Предыдущая Следующая
Горячая волна откатывалась, ей на смену приходила другая –
холодная, останавливающая сердце.
Сыну хотелось все же верить. И хотелось верить себе,
хотелось пожалеть самого себя, что‑то посоветовать. Но что? И как?
… Сколько времени Фрол стоял на вершине увала – он уже не
мог определить. Судя по тому, что промерз окончательно, стоял долго, может
быть, несколько часов. Уже давно умолк внизу голодный рев скотины, значит,
коровам задали скудную порцию того кукурузного силоса, за который Большаков
получил выговор, или полугнилого сена, которое они ворочали в прошлом году, на
котором сидел тогда раздавленный его вскриком Захар Большаков, а рядом с ним
уставшая до предела Клашка, та самая туготелая Клашка, которая сейчас…

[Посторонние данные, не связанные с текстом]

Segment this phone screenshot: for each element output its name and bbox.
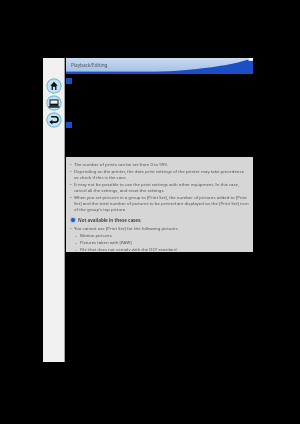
staticText: – [75,246,78,251]
staticText: • [70,225,72,231]
staticText: The number of prints can be set from 0 t… [74,161,168,167]
staticText: Depending on the printer, the date print… [74,168,249,180]
staticText: When you set pictures in a group to [Pri… [74,194,249,212]
button[interactable]: Back [46,112,62,128]
button[interactable]: Playback/Editing [66,58,253,74]
staticText: Motion pictures [80,232,112,238]
staticText: Not available in these cases: [78,217,142,223]
staticText: – [75,232,78,238]
staticText: You cannot use [Print Set] for the follo… [74,225,179,231]
staticText: • [70,194,72,200]
staticText: Pictures taken with [RAW] [80,239,132,245]
staticText: – [75,239,78,245]
staticText: File that does not comply with the DCF s… [80,246,177,251]
staticText: • [70,161,72,167]
staticText: Playback/Editing [71,62,108,68]
staticText: • [70,181,72,187]
button[interactable]: Contents [46,95,62,111]
staticText: • [70,168,72,174]
staticText: It may not be possible to use the print … [74,181,249,193]
button[interactable]: Home [46,78,62,94]
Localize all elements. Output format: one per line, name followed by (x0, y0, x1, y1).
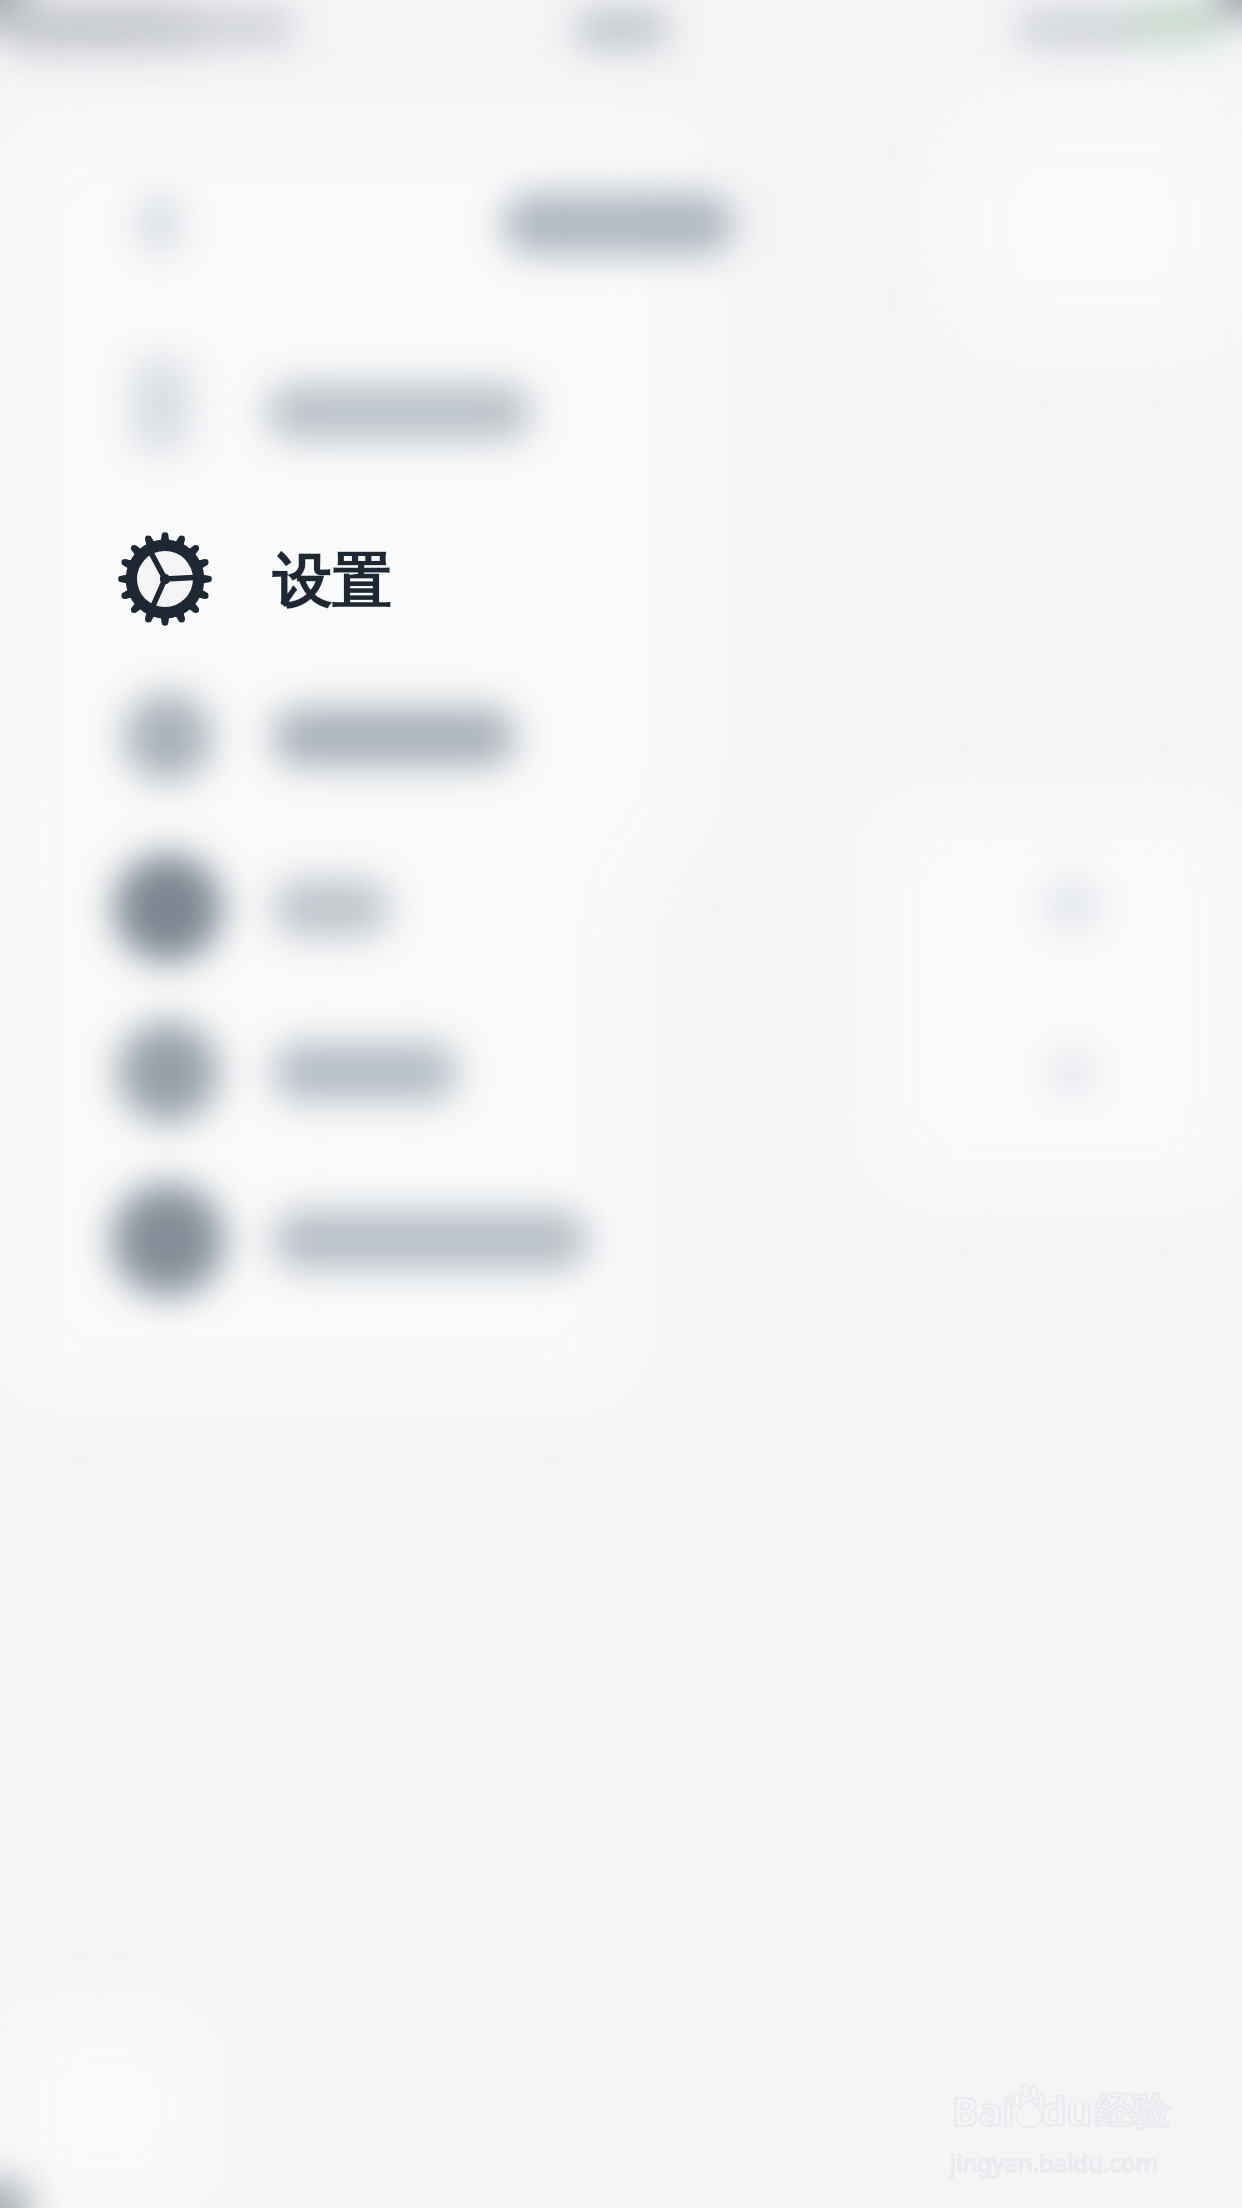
staticText: jingyan.baidu.com (950, 2146, 1158, 2179)
staticText: 设置 (272, 545, 390, 619)
button[interactable]: 设置 (118, 532, 390, 626)
staticText: 经验 (1095, 2088, 1169, 2135)
staticText: du (1041, 2083, 1093, 2137)
staticText: Bai (952, 2083, 1015, 2137)
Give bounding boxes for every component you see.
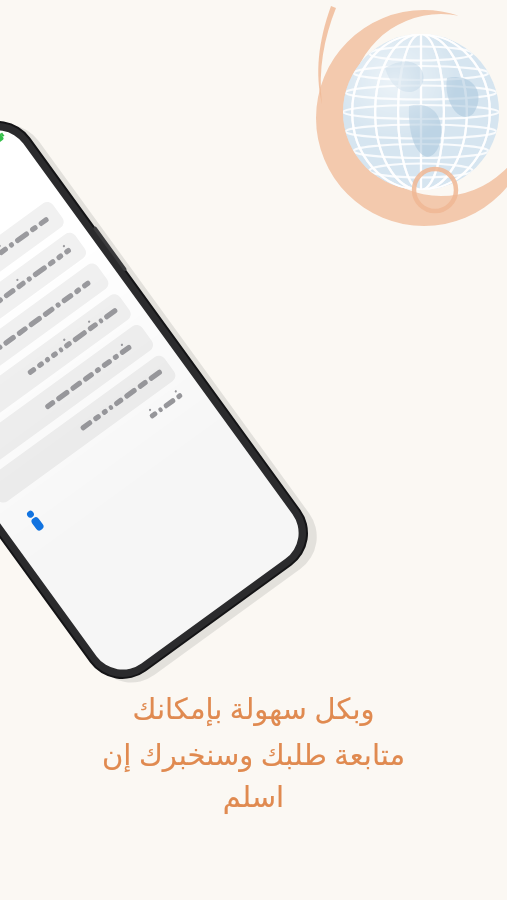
staticText: متابعة طلبك وسنخبرك إن (33, 734, 474, 773)
staticText: اسلم (33, 780, 474, 814)
staticText: وبكل سهولة بإمكانك (33, 688, 474, 727)
button[interactable]: وبكل سهولة بإمكانك (33, 688, 474, 814)
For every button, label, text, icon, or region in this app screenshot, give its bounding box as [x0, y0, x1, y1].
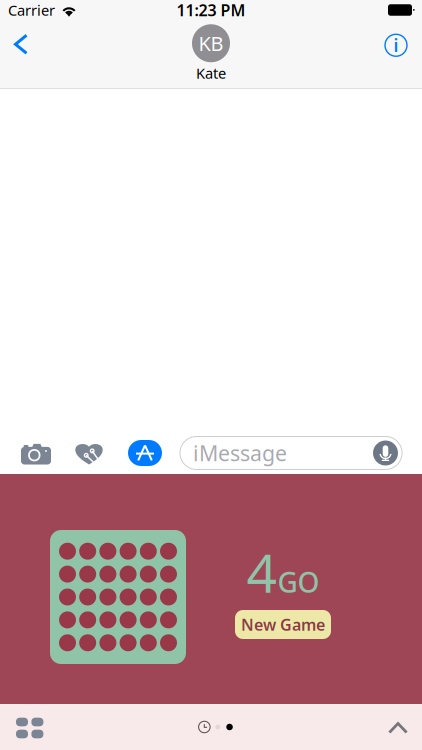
button[interactable]: Expand [374, 703, 422, 750]
button[interactable]: iMessage [180, 436, 402, 470]
staticText: GO [278, 563, 320, 600]
staticText: Kate [196, 63, 226, 83]
staticText: Carrier [8, 0, 55, 20]
staticText: 11:23 PM [176, 0, 246, 21]
button[interactable]: New Game [235, 610, 331, 639]
button[interactable]: Details [378, 28, 414, 62]
button[interactable]: Recents [199, 721, 210, 733]
button[interactable]: Camera [11, 433, 61, 473]
button[interactable]: KB [151, 24, 271, 83]
button[interactable]: Apps [0, 703, 57, 750]
staticText: iMessage [193, 439, 287, 467]
staticText: New Game [241, 614, 325, 635]
button[interactable]: Digital Touch [61, 433, 117, 473]
staticText: i [394, 34, 398, 57]
staticText: KB [198, 30, 224, 57]
button[interactable]: Back [2, 27, 40, 61]
staticText: 4 [246, 537, 278, 607]
button[interactable]: App Store [117, 433, 173, 473]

Фрол прислушался к своим мыслям и усмехнулся: с чего начал,
к тому и вернулся, словно по заколдованному кругу прошел, а теперь хоть опять
выворачивай себя наизнанку – стыдно, мол, за Клашку перед людьми, перед собой,
перед Степанидой, перед Митькой, вспоминай, как появилась Стешка в его жизни,
как отобрал ее у Захара, как прожили с ней без любви и ласки…
Чтоб покончить со своими думами и воспоминаниями, надо
скользнуть вниз, оставить их здесь, на вершине увала. И Фрол, до сих пор
висевший грудью на лыжных палках, выпрямился. Палки поставил так, чтобы можно
было с силой оттолкнуться ими. Он уже глубоким и долгим вздохом набрал в себя
побольше воздуха, чтобы хватило на весь спуск. И вдруг сжался и замер, окаменел…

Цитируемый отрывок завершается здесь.